BRUMFIEL: But a big part of Bajc's life is still spent trying to understand what happened to her partner. She and other people whose loved ones disappeared on the plane are still searching for answers.

BAJC: I spend a couple hours, you know, on the weekends, maybe an hour or so each evening, continuing to talk to experts in the industry. You know, we've hired a private investigator. I speak with them. I talk to the other family members.

BRUMFIEL: She says she and the other families went through an emotional storm in the first month after the crash. Every twist and turn in the search was being reported on 24-hour cable news. It was like watching a real-time thriller.

(SOUNDBITE OF NEWS BROADCAST)

UNIDENTIFIED REPORTER: Satellites capture more images of debris floating in the Indian Ocean. But the question remains, is it from the Malaysian Airlines Flight 370?

BAJC: Every time there was a new sighting of debris, you know, you have this incredible new burst of adrenaline of what might be. And, you know, then, of course, another crashing as it's all disproven over and over and over again. So that was awful.

BRUMFIEL: The ups and downs were made worse by confusing and sometimes contradictory statements from Malaysian investigators. Bajc says her breaking point came one night in late March.

BAJC: And a text message came in on my phone.

BRUMFIEL: It was from the airline. And it said they now knew everyone on board was dead.

BAJC: Irrefutably, the plane has gone down on the southern Indian Ocean, and all lives were lost.

BRUMFIEL: Bajc broke down that night. But in the days that followed, the plane's wreckage never turned up. Today, she no longer believes the investigators.

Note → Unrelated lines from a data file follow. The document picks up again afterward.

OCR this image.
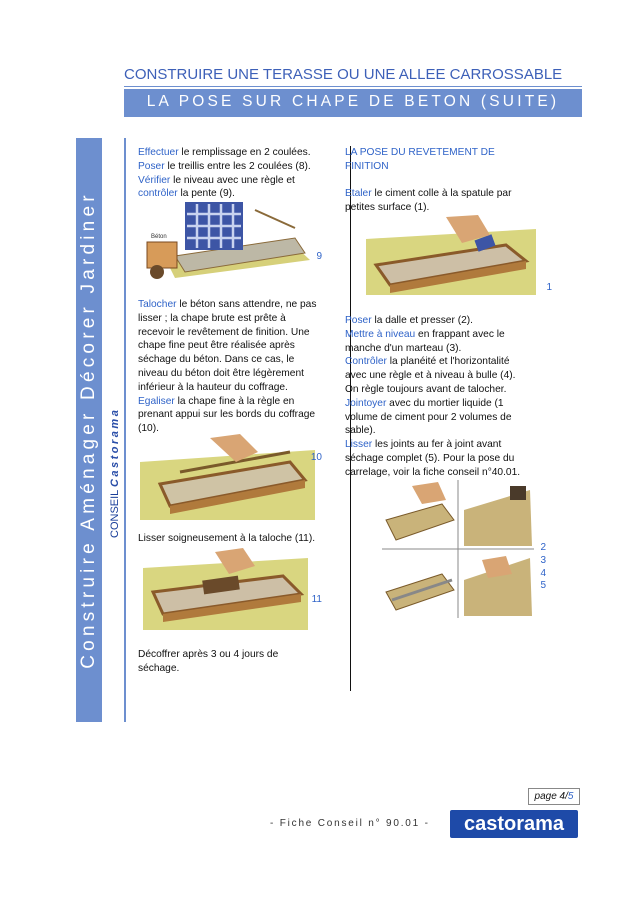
Construire Aménager Décorer Jardiner CONSEIL Castorama
CONSTRUIRE UNE TERASSE OU UNE ALLEE CARROSSABLE
LA POSE SUR CHAPE DE BETON (SUITE)
Effectuer le remplissage en 2 coulées.
Poser le treillis entre les 2 coulées (8).
Vérifier le niveau avec une règle et
contrôler la pente (9).
Béton
9
Talocher le béton sans attendre, ne pas
lisser ; la chape brute est prête à
recevoir le revêtement de finition. Une
chape fine peut être réalisée après
séchage du béton. Dans ce cas, le
niveau du béton doit être légèrement
inférieur à la hauteur du coffrage.
Egaliser la chape fine à la règle en
prenant appui sur les bords du coffrage
(10).
10
Lisser soigneusement à la taloche (11).
11
Décoffrer après 3 ou 4 jours de
séchage.
LA POSE DU REVETEMENT DE
FINITION
Etaler le ciment colle à la spatule par
petites surface (1).
1
Poser la dalle et presser (2).
Mettre à niveau en frappant avec le
manche d'un marteau (3).
Contrôler la planéité et l'horizontalité
avec une règle et à niveau à bulle (4).
On règle toujours avant de talocher.
Jointoyer avec du mortier liquide (1
volume de ciment pour 2 volumes de
sable).
Lisser les joints au fer à joint avant
séchage complet (5). Pour la pose du
carrelage, voir la fiche conseil n°40.01.
2
3
4
5
page 4/5
- Fiche Conseil n° 90.01 -	castorama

BAJC: There has not been a single thing that they had said that has been proven to be true. There have been many, many, many things that they have said that have proven to be false and/or outright lies.

BRUMFIEL: The head of Malaysia's investigation team did not respond to an NPR email request for an interview. But Australian investigator Martin Dolan says he stands by the official account.

MARTIN DOLAN: There's a lot of people who are asserting that information is being concealed or distorted. We don't believe that's the case.

BRUMFIEL: Dolan heads the Australian transportation safety bureau, which is aiding in the search for the missing plane. He says his agency has independently reviewed all data from radar and satellites. And this is what it shows. After Flight 370 vanished, the plane made a series of unexpected turns that led it south to the remote reaches of the Indian Ocean. It flew for hours, then ran out of fuel and crashed. But Dolan acknowledges the evidence is fragmentary, blips on a military radar, brief pings from an orbiting satellite.

DOLAN: And so if you're looking for a solution to the mystery of what has happened to someone you very much love, that's not a satisfactory thing, and we understand that. And the only way we can give that satisfaction is by finding the aircraft.

BRUMFIEL: Without the finality of the wreckage, Sarah Bajc says many families are in limbo. They don't want to complete paperwork that would normally follow the death of a loved one, and that's leading to a different sort of crisis.

BAJC: The reality is there are some of the families that are in desperate need of the financial closure on things like insurance and they need something in order to be able to collect on policies. I mean, you've got women who were left with children and no career. And they need help, so something's going to have to break. But the issuance of a death certificate is an emotional thing because we're not convinced that they're dead.

BRUMFIEL: When Philip Wood first disappeared, Bajc still felt his presence.

BAJC: For a long time, I still felt him with me. I mean, really physically felt him with me. That lasted for months. It lasted even through moving here. I feel that less frequently now.

BRUMFIEL: But Bajc says without wreckage, she can't give up on the possibility he's somehow alive.

BAJC: There is still a chance. And until that's disproven, I will continue to search for him.

BRUMFIEL: Meanwhile, in the southern Indian Ocean, two sonar-equipped search vessels are inching their way across the open sea. They're scanning the bottom for debris from Malaysia Airlines Flight 370. Geoff Brumfiel, NPR News.